Враз стрекача задали. В проходе под «миску» пробку устроили. Только когда поднимали пыль далеко за водокачкой и крестьянским кладбищем, подумал, что кабель мог быть повреждён и на территории погоста, копытами Донгуана. Свистнул в след, но не услышали, бежали, только пятки сверкали. На кладбище — ни ногой: помнили мой приказ. Обогнули с двух сторон. Не догадались потянуть за провод — определить, вдруг среди обелисков обрыв.
Я взобрался на крышу барака, пролез в люк и спрыгнул вниз. Снял накидку, раскатал из браслетов и ошейника трико-ком, надел зипун, подпоясался и раздвинул створку занавеси. В общем помещении спального барака бывшие дядины разведчики мыли полы.
— Слушай, звеньевой, — вышел я из закутка, — по пятьдесят грамм спирта каждому выделю, если сейчас пойдёшь на крестьянское кладбище и отыщешь обрыв телефонного кабеля.
Селезень выпрямился.
— Дудки, Председатель! — отказал смело. — Полоть на самых трудных участках — Селезень, уборка — Селезень, стирка — Селезень, посуду мыть — Селезень, полы драить — Селезень. Чуть что — Селезень! Да загнусь, но на кладбище не пойду!
Я подскочил к нему и… закашлялся в кулак. Мыли полы Селезень и хлопцы в трико-ком под трусами, обутые в прогары***********, растоптанные и разбухшие от воды. На красной в ранках коже рук блестели кристаллы соли. Мелех, Крынка и Пузо Красное — уставшие, только что с ног не валились — стояли по сторонам звеньевого с видом полной решимости тут же загнуться заодно с командиром.
Подсобрал зипун под ремень на пояснице и сказал с былой командирской непреклонностью в голосе:
— Ефрейтор, вот тебе мой приказ! Марш на кладбище, найди обрыв телефонного кабеля, восстанови связь. Провода необходимо зачистить и скрутить — красный с красным, синий с синим: техника древняя, капризная. Вернётся дневальный рядовой Милош, передашь ему, меня до утра не беспокоить. Я всю ночь проведу в «капэ», приказ о восстановлении воинских отношений надо подготовить, написать, завтра на утреннем построении зачитаю. Замогильные голоса на крестьянском кладбище — брехня. Если прапорщик Лебедько этого тебе не докажет, я лично стану рядом с тобой полы мыть. А знаешь, можешь среди могил не искать обрыв, на краю кладбища потяни за кабель, и всех-то делов.
Селезень выронил тряпку и вытянулся, трое рядовых проделали то же и выстроились в шеренгу у плеча ефрейтора, щёлкнув каблуками прогар.
— Слушаюсь!
— Наконец-то, — прошептал Мелех.
— Дождались, — согласился Крынка
— Неужели? — чуть не плакал Пузо Красное.

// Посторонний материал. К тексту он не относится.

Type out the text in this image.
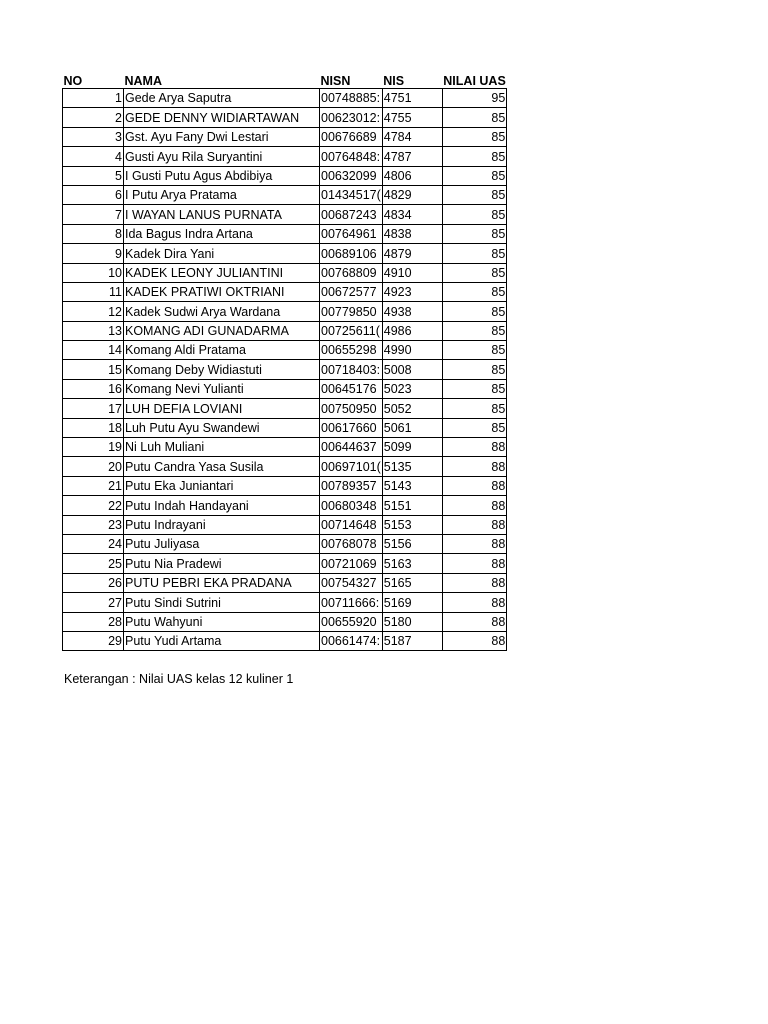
NO	NAMA	NISN	NIS	NILAI UAS
1	Gede Arya Saputra	00748885:	4751	95
2	GEDE DENNY WIDIARTAWAN	00623012:	4755	85
3	Gst. Ayu Fany Dwi Lestari	00676689	4784	85
4	Gusti Ayu Rila Suryantini	00764848:	4787	85
5	I Gusti Putu Agus Abdibiya	00632099	4806	85
6	I Putu Arya Pratama	01434517(	4829	85
7	I WAYAN LANUS PURNATA	00687243	4834	85
8	Ida Bagus Indra Artana	00764961	4838	85
9	Kadek Dira Yani	00689106	4879	85
10	KADEK LEONY JULIANTINI	00768809	4910	85
11	KADEK PRATIWI OKTRIANI	00672577	4923	85
12	Kadek Sudwi Arya Wardana	00779850	4938	85
13	KOMANG ADI GUNADARMA	00725611(	4986	85
14	Komang Aldi Pratama	00655298	4990	85
15	Komang Deby Widiastuti	00718403:	5008	85
16	Komang Nevi Yulianti	00645176	5023	85
17	LUH DEFIA LOVIANI	00750950	5052	85
18	Luh Putu Ayu Swandewi	00617660	5061	85
19	Ni Luh Muliani	00644637	5099	88
20	Putu Candra Yasa Susila	00697101(	5135	88
21	Putu Eka Juniantari	00789357	5143	88
22	Putu Indah Handayani	00680348	5151	88
23	Putu Indrayani	00714648	5153	88
24	Putu Juliyasa	00768078	5156	88
25	Putu Nia Pradewi	00721069	5163	88
26	PUTU PEBRI EKA PRADANA	00754327	5165	88
27	Putu Sindi Sutrini	00711666:	5169	88
28	Putu Wahyuni	00655920	5180	88
29	Putu Yudi Artama	00661474:	5187	88
Keterangan : Nilai UAS kelas 12 kuliner 1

— И вот что, ефрейтор, передашь мой приказ старшему сержанту Брумелю — завтра после утренней поверки стрижка всех наголо.
— Есть! Разрешите трико-ком скатать — почесаться.

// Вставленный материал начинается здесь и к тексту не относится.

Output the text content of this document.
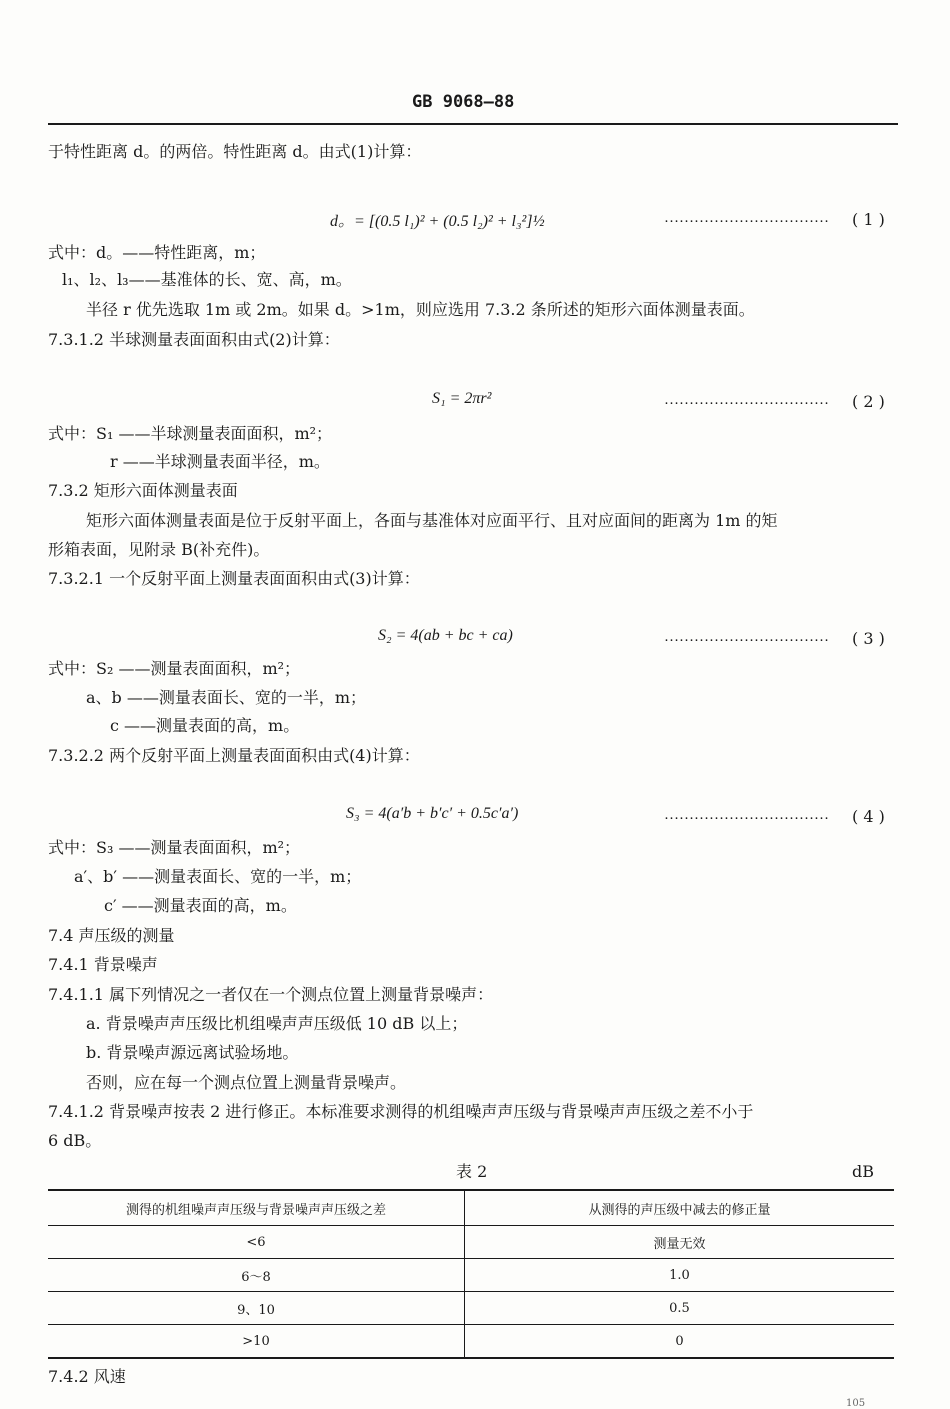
GB 9068—88
于特性距离 d。的两倍。特性距离 d。由式(1)计算：
d。= [(0.5 l₁)² + (0.5 l₂)² + l₃²]½	…………………………… ( 1 )
式中：d。——特性距离，m；
l₁、l₂、l₃——基准体的长、宽、高，m。
半径 r 优先选取 1m 或 2m。如果 d。>1m，则应选用 7.3.2 条所述的矩形六面体测量表面。
7.3.1.2 半球测量表面面积由式(2)计算：
S₁ = 2πr²	…………………………… ( 2 )
式中：S₁ ——半球测量表面面积，m²；
r ——半球测量表面半径，m。
7.3.2 矩形六面体测量表面
矩形六面体测量表面是位于反射平面上，各面与基准体对应面平行、且对应面间的距离为 1m 的矩
形箱表面，见附录 B(补充件)。
7.3.2.1 一个反射平面上测量表面面积由式(3)计算：
S₂ = 4(ab + bc + ca)	…………………………… ( 3 )
式中：S₂ ——测量表面面积，m²；
a、b ——测量表面长、宽的一半，m；
c ——测量表面的高，m。
7.3.2.2 两个反射平面上测量表面面积由式(4)计算：
S₃ = 4(a′b + b′c′ + 0.5c′a′)	…………………………… ( 4 )
式中：S₃ ——测量表面面积，m²；
a′、b′ ——测量表面长、宽的一半，m；
c′ ——测量表面的高，m。
7.4 声压级的测量
7.4.1 背景噪声
7.4.1.1 属下列情况之一者仅在一个测点位置上测量背景噪声：
a. 背景噪声声压级比机组噪声声压级低 10 dB 以上；
b. 背景噪声源远离试验场地。
否则，应在每一个测点位置上测量背景噪声。
7.4.1.2 背景噪声按表 2 进行修正。本标准要求测得的机组噪声声压级与背景噪声声压级之差不小于
6 dB。
表 2	dB
测得的机组噪声声压级与背景噪声声压级之差	从测得的声压级中减去的修正量
<6	测量无效
6～8	1.0
9、10	0.5
>10	0
7.4.2 风速
105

— А не заклинит волос в браслетах?
— У нас только-только проклюнулся. Едим петрушку да укроп. «Отрады» неделю не видели. Прапорщик Лебедько на зелень посадил, нарядами за нашу пахоту наградил.
Я запахнул на груди зипун, чтобы не видели эти доходяги моих округлостей.
— Закончилась оскомина, и запас сушёной ягоды у Силыча на исходе. Утверждает, что скоро оскоминица снова родит ягоду. Хорошо бы. — Я вздохнул: без оскомины самогонки-экстра не выгонишь, а из одного только топинамбура будут ли покупать в ЗемМарии. — Почешитесь, — разрешил и вышел из барака.
Проходил мимо вагона-ресторана, остановился. Донгуан — в кругу поваленной им ширмы из листов гофры — стоял с кобыльего заду… на коленях, голову оставив на крупе. Губы с пеной и язык на «стекле» подрагивали. Дышал жеребец часто-часто, как собака, тогда как бока в мыле расширялись и опадали совсем не часто. На меня смотрел пугливо: боялся Председателя — этого верзилу с крепкими коленями.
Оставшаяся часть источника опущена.